Boned mackerel fillets baked in cider with some turnip, onion, apple, a few herbs and spices and some seasoning. And topped with potato dotted with butter. Suprisingly good.
I’ve changed just a couple of small things in this one. I’ve left out the courgette, topped it with very thinly sliced potato, used fresh coriander rather than ground and added more Cayenne pepper.
I forgot to specify boned mackerel fillets at the fish counter so … I had to spend a good half hour getting rid of the bones. The halved fillets were in a bit of a state after that. I wasn’t sure if they would fall apart when baking so I skewered them in with cocktail sticks but I took the sticks out of a couple of them just to check and they did hold their shape. So you’ll see one of the rolls skewered in a photo down there but I’m not going to put that in recipe because it doesn’t seem to be necessary.

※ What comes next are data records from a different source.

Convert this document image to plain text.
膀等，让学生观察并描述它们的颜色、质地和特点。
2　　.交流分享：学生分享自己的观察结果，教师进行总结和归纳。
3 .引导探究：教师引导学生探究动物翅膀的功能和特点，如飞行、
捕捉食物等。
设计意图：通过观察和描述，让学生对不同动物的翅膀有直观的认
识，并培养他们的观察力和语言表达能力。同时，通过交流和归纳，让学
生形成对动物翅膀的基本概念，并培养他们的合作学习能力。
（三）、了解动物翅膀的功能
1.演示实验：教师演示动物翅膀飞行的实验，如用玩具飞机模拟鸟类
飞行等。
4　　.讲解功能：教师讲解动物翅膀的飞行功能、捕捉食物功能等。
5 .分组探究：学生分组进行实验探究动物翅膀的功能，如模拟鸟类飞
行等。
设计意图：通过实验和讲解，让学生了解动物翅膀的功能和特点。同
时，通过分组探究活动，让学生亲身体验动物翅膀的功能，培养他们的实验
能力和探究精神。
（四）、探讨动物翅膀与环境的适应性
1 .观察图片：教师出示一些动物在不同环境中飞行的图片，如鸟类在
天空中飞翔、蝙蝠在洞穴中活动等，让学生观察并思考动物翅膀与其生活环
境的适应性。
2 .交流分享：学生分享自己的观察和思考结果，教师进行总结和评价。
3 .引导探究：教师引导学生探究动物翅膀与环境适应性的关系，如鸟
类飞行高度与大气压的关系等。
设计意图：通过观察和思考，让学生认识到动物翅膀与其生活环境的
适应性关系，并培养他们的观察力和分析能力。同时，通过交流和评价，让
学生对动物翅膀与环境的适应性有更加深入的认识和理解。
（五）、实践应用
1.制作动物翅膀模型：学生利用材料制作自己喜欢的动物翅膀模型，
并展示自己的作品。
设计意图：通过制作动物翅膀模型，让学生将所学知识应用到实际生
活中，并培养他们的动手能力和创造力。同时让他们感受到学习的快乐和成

The potato is nice addition, sliced thinly and dotted with butter it makes for a soft sort of crust. I should have sliced the turnip more thinly – they had a little bite to them. I’d say they shouldn’t be any thicker than a 1/4 cm. Also, slice the onions as thinly as possible.

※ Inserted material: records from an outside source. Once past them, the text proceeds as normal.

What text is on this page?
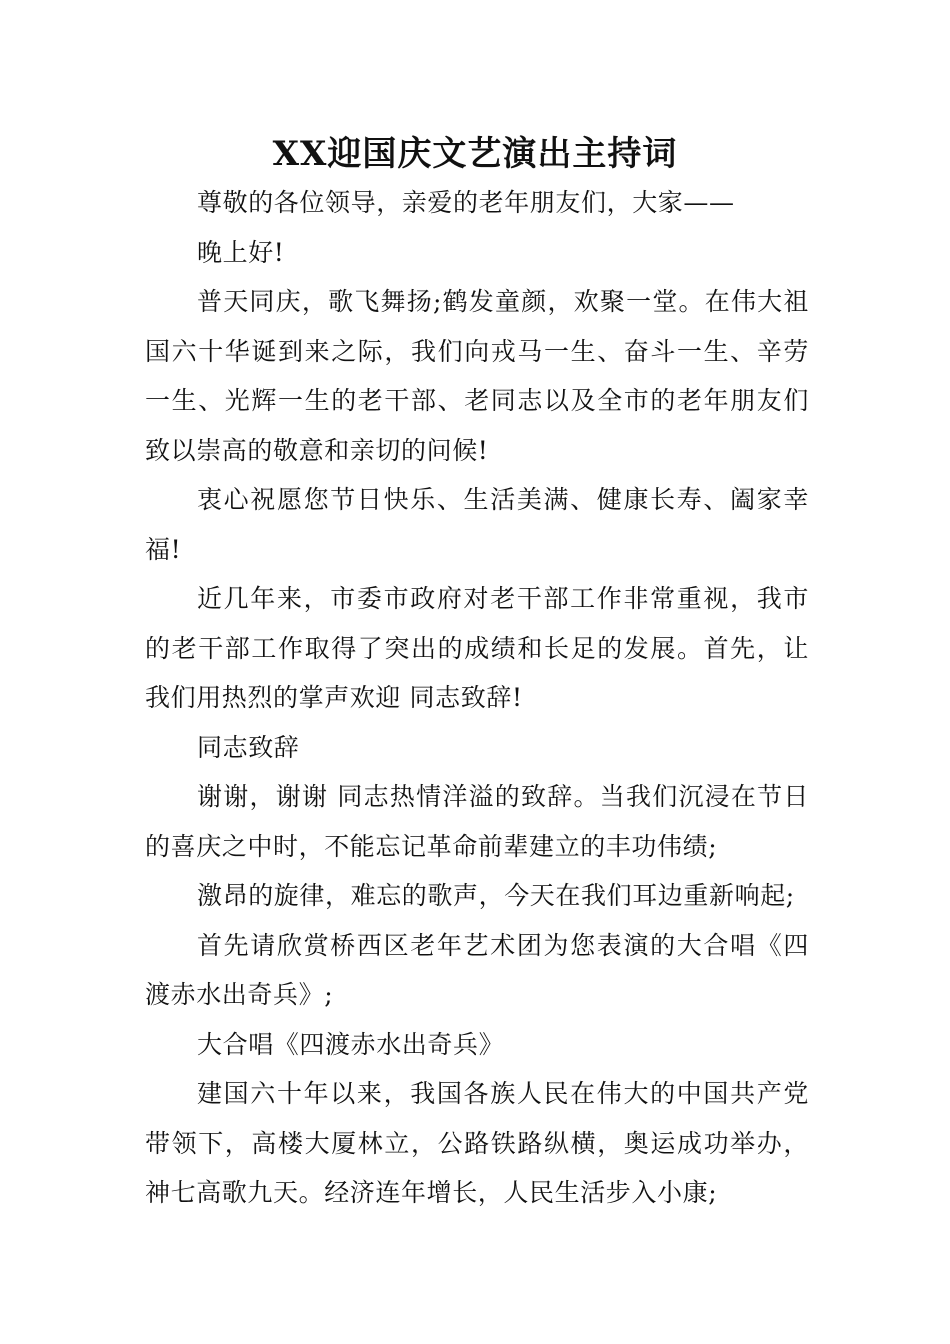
XX迎国庆文艺演出主持词

尊敬的各位领导，亲爱的老年朋友们，大家——

晚上好!

普天同庆，歌飞舞扬;鹤发童颜，欢聚一堂。在伟大祖国六十华诞到来之际，我们向戎马一生、奋斗一生、辛劳一生、光辉一生的老干部、老同志以及全市的老年朋友们致以崇高的敬意和亲切的问候!

衷心祝愿您节日快乐、生活美满、健康长寿、阖家幸福!

近几年来，市委市政府对老干部工作非常重视，我市的老干部工作取得了突出的成绩和长足的发展。首先，让我们用热烈的掌声欢迎 同志致辞!

同志致辞

谢谢，谢谢 同志热情洋溢的致辞。当我们沉浸在节日的喜庆之中时，不能忘记革命前辈建立的丰功伟绩;

激昂的旋律，难忘的歌声，今天在我们耳边重新响起;

首先请欣赏桥西区老年艺术团为您表演的大合唱《四渡赤水出奇兵》;

大合唱《四渡赤水出奇兵》

建国六十年以来，我国各族人民在伟大的中国共产党带领下，高楼大厦林立，公路铁路纵横，奥运成功举办，神七高歌九天。经济连年增长，人民生活步入小康;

I don’t think I made this since the first time I posted it. And I didn’t think it would be as good as it is – this is actually very nice. But unless I can get boned mackerel fillets it’s a bit too much work. Hours later and I still smell of fish.
No wonder I’ve so many tinned – rather than fresh – fish recipes.
But this is really good.
Of course it’s good it’s based on a recipe from Jocasta Innes’ The Pauper’s Cookbook. I’d forgotten – sorry. In that recipe she cooks herring fillets this way. There isn’t any turnip, just all potato and there isn’t any Cajun spice mix or Cayenne pepper or corriander. I’d say it’s lovely – probably better than this which is suprisingly good – the spice is a nice addition though.
Turn the oven on to 200 C and generously grease, with butter, an oven dish that is deep enough to hold the rolled up fish.
Take a fifth of the sliced onion and sliced apple and mince them in the blender.
Put the halved mackerel fillets skin-side down on a plate. With each halved fillet, sprinkle the flesh well with salt, then spread on some mustard. take a quarter of the minced onion and apple spread this along the flesh, pat it down and then roll up the piece of fish, skin side out.
Add half the turnip, onion and apple to the greased baking dish, sprinkle over some salt and some Cajun spice mix. Place the mackerel rolls in the baking dish, add in the rest of the turnip, onion and apple, sprinkle over a little more salt, pepper, Cajun spice mix and sprinkle over some Cayenne pepper. Pour in the cider and scatter over the chopped coriander. Line the top of the dish, as best you can, with the very thinly sliced potato, dot generously with butter.
Cover the dish with foil and bake at 200 C for 30 minutes. Then take off the foil and bake for another 30 minutes. Take out and let rest for 10 minutes before serving. Enjoy!